Not that he got all of that, he only owned 90%.
That’s a lot of money! A hundred million dollars! Where do you keep it?
His brothers are in banking, people are looking after it.
And is my friend, in his mid-thirties, married? Does he have any of the accoutrements of the good life? No. It’s not about things, but experiences. And he hasn’t got time to own stuff, he’s moving too fast.
And he just brokered this big deal. You know about it. And he traced the connections that made it happen back in excess of a decade, when he was living in Shanghai, paying a tutor to teach him Mandarin for three hours a day.
Do you have this kind of dedication? Are you willing to take these kinds of risks?

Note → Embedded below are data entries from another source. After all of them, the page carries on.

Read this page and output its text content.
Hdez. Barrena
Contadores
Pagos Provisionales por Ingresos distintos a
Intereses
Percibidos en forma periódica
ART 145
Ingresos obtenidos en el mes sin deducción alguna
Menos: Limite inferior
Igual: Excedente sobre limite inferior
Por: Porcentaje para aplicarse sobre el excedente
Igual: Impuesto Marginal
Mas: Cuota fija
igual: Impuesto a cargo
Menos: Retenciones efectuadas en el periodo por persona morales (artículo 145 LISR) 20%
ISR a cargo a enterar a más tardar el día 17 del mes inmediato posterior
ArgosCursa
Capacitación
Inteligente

If not, don’t be an entrepreneur.
And don’t invest with anybody who’s using daddy’s money. If he goes broke, he’s still got the lifestyle. If an entrepreneur like my buddy goes broke, he’s on the streets. He can’t tolerate failure, he’s got to work incessantly to make it. Of course, he’s going to lose a few times along the way, and coping with that is hell, but you get back on the horse and do it. Because you must.
People have no idea how hard it is to make it, what sacrifices are involved. They think if they just get enough degrees, they’re set.
But what do David Geffen, Irving Azoff and Jimmy Iovine have in common?
No college degree.
And you can put Barry Diller in that camp. As well as Jeffrey Katzenberg. Not that a college degree will doom you, but what you need to know to become incredibly rich and successful they don’t teach in school, it’s something innate, inside, something that cannot be taught but only learned through experience.
Furthermore, all these tech guys know each other. Instead of protecting what they own, they’re changing the world. You only see the two-dimensional version, the depiction in films and magazines. But they never capture the essence, the hunger, the drive, the charm…
They’re all charming in one way or another. You want to hang with them, they know everybody. Whether they’re to be trusted…well, not in the music business.
But if I were twentysomething today I can’t imagine going into the music business, where innovation is abhorred and old guys insist on running the fief. It’s the rights that hold everybody back. The fat cats have them and they’re ultra-choosy what they do with them.
And everybody’s cheap. Looking to get someone else to pay.
But these tech guys, they pay in cash, gladly. Because they see the big picture, an incredible upside. They can’t help themselves, that’s how they’re born.